Hacker News new | ask | show | jobs
by ChristianBundy 2287 days ago
Maybe you can correct me if I'm wrong, but I've always considered Ctrl+C and Ctrl+D to be signals that you can send a process rather than explicit characters. You might also get some stdout for those key combinations because ???, but they should be thought of as signals rather than as characters you're sending via stdin.

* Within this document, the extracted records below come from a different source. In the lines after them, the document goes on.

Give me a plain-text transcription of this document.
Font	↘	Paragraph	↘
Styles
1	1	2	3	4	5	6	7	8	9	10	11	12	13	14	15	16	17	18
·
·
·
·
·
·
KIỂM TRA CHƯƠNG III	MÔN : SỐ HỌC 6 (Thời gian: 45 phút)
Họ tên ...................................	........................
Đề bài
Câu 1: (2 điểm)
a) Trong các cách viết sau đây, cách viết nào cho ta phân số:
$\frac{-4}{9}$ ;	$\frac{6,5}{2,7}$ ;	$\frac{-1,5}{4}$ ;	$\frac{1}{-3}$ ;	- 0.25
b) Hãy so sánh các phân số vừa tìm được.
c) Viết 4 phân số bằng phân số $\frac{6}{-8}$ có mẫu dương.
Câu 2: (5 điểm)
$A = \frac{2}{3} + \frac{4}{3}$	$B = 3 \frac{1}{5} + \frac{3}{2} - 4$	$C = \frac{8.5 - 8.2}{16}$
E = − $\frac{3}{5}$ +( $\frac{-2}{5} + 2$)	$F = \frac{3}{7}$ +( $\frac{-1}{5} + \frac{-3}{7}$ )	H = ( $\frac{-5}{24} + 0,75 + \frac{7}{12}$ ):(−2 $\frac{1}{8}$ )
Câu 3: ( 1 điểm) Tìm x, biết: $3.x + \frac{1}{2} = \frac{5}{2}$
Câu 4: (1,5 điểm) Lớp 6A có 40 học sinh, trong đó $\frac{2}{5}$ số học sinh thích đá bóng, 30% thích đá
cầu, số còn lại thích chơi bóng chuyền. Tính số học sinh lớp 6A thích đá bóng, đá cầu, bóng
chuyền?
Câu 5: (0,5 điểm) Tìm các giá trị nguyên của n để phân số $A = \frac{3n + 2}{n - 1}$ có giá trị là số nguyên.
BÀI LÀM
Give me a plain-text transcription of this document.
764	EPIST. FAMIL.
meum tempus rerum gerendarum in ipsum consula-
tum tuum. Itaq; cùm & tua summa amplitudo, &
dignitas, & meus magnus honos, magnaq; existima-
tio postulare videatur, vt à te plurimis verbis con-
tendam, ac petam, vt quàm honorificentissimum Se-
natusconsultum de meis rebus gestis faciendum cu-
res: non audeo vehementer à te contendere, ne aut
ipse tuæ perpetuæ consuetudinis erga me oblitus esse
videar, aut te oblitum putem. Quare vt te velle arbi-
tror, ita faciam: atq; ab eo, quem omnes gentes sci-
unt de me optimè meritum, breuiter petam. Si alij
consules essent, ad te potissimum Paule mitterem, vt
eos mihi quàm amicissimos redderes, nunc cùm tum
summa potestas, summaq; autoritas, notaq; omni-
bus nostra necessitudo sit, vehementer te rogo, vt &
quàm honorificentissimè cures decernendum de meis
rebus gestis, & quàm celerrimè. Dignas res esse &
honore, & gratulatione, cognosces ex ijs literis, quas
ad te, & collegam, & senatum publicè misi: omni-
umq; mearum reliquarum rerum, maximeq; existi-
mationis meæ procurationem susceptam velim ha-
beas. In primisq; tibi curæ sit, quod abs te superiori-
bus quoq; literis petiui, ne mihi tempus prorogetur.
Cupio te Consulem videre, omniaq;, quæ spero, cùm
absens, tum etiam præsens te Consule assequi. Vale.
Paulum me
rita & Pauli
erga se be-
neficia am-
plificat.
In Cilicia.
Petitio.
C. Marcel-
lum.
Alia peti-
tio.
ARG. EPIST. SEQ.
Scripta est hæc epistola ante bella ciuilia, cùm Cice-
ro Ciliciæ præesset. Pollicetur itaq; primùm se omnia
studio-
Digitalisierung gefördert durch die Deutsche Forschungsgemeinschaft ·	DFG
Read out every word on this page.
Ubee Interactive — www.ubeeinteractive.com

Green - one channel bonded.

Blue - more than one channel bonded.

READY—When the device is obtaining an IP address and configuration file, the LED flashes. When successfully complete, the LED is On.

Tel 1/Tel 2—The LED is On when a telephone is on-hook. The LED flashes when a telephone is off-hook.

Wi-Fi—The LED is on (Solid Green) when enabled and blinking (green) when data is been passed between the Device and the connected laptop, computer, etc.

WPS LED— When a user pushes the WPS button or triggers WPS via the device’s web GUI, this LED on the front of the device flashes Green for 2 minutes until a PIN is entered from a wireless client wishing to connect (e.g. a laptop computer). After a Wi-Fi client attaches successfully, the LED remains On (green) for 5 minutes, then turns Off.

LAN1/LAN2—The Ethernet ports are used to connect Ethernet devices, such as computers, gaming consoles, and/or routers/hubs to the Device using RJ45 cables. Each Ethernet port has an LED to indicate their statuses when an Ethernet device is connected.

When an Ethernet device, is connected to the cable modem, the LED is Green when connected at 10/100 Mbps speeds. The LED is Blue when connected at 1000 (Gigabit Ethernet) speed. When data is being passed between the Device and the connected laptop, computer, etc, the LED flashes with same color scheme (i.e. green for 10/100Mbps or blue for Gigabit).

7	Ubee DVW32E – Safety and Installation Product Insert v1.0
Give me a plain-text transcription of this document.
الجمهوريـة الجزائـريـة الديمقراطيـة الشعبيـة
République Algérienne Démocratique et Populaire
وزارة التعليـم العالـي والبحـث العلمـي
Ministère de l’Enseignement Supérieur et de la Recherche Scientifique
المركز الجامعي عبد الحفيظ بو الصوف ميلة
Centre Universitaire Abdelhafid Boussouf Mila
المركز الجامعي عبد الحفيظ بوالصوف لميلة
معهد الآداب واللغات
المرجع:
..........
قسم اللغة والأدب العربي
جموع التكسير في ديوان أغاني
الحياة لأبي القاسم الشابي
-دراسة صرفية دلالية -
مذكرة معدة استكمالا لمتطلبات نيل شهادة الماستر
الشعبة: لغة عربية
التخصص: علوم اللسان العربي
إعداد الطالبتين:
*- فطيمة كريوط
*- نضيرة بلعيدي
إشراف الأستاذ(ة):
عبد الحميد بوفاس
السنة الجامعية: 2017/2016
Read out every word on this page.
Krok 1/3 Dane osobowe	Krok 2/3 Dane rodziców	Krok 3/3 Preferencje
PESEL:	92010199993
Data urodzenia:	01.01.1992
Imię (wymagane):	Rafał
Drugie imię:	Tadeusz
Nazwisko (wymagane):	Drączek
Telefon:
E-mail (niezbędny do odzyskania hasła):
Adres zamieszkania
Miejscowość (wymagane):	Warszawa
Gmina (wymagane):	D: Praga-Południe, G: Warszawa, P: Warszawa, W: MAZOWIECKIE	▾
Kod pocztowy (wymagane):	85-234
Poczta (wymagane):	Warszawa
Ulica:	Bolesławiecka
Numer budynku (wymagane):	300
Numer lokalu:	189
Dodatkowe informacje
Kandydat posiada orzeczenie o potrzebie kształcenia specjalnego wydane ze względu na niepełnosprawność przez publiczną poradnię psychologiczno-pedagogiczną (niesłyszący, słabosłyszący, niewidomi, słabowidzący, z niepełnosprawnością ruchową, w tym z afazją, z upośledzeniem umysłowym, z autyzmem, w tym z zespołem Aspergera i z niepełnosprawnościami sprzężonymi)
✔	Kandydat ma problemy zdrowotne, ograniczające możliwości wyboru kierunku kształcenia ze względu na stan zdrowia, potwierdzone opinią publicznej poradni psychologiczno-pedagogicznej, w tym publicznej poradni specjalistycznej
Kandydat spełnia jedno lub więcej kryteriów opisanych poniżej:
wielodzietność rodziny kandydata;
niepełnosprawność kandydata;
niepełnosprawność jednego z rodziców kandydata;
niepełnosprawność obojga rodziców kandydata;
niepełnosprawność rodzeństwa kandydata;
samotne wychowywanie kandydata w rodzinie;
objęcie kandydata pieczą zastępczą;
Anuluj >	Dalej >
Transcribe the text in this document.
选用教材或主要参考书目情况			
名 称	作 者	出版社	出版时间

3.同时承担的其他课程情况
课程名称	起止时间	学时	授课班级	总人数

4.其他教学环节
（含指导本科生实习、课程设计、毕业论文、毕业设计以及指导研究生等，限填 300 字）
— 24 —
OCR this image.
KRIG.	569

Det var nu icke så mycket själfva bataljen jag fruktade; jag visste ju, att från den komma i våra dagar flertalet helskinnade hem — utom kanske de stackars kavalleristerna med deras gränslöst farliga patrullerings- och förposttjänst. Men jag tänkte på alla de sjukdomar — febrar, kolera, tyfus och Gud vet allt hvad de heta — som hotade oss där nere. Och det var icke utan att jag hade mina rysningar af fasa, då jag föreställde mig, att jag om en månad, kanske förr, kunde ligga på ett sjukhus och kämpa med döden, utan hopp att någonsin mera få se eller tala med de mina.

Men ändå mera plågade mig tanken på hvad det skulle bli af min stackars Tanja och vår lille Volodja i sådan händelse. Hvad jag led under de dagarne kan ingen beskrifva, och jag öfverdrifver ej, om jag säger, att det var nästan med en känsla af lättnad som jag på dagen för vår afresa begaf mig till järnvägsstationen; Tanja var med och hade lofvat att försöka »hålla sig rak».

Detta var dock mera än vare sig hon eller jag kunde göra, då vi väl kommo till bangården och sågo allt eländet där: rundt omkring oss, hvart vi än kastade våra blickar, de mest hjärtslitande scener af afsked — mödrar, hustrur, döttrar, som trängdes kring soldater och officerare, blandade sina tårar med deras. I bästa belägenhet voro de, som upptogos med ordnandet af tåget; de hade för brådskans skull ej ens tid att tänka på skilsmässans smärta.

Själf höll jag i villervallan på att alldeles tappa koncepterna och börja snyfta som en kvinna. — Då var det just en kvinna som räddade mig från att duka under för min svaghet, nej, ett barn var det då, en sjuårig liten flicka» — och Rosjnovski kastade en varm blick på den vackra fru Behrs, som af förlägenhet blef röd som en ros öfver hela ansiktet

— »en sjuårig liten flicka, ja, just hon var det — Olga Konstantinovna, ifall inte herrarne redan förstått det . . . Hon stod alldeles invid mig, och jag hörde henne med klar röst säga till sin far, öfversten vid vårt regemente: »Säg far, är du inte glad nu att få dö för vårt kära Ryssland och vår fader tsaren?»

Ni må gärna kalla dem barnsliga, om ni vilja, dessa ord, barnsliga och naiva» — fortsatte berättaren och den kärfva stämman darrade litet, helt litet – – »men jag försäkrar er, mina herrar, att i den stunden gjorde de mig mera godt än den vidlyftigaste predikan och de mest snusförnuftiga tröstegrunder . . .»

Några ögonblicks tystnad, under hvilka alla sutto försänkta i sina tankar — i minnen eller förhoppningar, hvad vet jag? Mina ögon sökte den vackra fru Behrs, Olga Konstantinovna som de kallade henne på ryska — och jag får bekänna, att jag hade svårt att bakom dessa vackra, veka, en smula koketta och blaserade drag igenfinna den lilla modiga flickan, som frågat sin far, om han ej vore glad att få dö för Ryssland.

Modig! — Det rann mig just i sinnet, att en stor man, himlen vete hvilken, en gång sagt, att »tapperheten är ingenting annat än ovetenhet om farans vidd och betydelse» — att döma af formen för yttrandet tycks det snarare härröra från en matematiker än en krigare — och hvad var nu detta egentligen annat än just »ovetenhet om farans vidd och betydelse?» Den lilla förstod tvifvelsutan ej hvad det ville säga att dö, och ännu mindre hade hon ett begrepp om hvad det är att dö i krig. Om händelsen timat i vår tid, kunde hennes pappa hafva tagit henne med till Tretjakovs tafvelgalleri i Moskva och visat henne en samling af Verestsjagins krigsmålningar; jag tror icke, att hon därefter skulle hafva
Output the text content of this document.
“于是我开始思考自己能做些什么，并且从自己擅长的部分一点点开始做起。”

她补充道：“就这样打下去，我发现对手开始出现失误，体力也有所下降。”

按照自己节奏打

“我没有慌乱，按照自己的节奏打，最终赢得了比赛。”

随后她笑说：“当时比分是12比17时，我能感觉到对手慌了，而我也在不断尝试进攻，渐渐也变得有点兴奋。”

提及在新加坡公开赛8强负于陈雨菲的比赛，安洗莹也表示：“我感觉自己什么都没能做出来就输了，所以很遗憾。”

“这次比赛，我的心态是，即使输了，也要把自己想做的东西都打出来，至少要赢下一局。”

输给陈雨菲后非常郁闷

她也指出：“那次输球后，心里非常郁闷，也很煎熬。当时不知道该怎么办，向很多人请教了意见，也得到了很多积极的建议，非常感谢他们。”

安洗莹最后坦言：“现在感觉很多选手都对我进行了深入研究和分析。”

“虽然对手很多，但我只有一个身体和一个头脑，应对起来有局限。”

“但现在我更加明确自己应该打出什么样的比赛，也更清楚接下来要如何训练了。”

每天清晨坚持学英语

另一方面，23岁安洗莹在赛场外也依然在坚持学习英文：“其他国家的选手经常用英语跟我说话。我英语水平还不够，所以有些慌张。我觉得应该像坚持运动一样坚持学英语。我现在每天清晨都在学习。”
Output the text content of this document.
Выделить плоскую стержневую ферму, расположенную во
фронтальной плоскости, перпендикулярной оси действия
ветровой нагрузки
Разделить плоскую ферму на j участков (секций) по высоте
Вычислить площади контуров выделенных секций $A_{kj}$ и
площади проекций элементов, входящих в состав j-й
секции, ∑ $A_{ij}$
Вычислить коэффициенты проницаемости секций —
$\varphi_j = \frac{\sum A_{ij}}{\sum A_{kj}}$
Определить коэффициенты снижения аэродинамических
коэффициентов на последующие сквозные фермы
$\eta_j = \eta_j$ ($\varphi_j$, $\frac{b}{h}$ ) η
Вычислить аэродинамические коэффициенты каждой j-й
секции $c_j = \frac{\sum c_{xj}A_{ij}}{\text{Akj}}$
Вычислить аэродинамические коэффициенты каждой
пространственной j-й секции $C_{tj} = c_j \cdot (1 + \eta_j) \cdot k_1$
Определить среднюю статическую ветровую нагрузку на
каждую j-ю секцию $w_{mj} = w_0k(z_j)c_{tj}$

Hoping Cunningham's Law comes into play with this comment. :)

2 comments

I liked this explanation. https://www.linusakesson.net/programming/tty/

When the TTY device takes (by default) Ctrl+C or Ctrl+D, it sends the signals to the program. The TTY's 'line discipline' (the policy for when the program's STDIN can read from a line of input) can be changed from a default 'cooked' to a 'raw mode'. In with raw mode line discipline the Ctrl+C doesn't send the signal. Presumably that's why e.g. vi or emacs don't just close on Ctrl+C.

> Now you press ^Z. Since the line discipline has been configured to intercept this character (^Z is a single byte, with ASCII code 26), you don't have to wait for the editor to complete its task and start reading from the TTY device. Instead, the line discipline subsystem instantly sends SIGTSTP to the foreground process group.

This helps me, thanks for pointing me back at this great write-up.

Control-C is part of POSIX job control. If a stream (or "cooked" tty) sends a control-C (ASCII End-Of-Text or ETX), the foreground process will be sent a SIGINT signal. If that signal is not handled, the default action is to terminate the process (SIGTERM). Control-D is just another control character and not part of POSIX job control, but in the "cooked" case above, it will be interpreted as EOF and the process doing the "read" will receive that.
I was thinking the same thing, until I read this:

> 'stty -icanon' still interprets control characters such as Ctrl-C whereas 'stty raw' disables even this and is the real raw mode.

From the very detailed link posted by rgoulter above.

Still, in raw mode, Ctrl+D will send EOT, and thus end your shell. While Ctrl+C wont.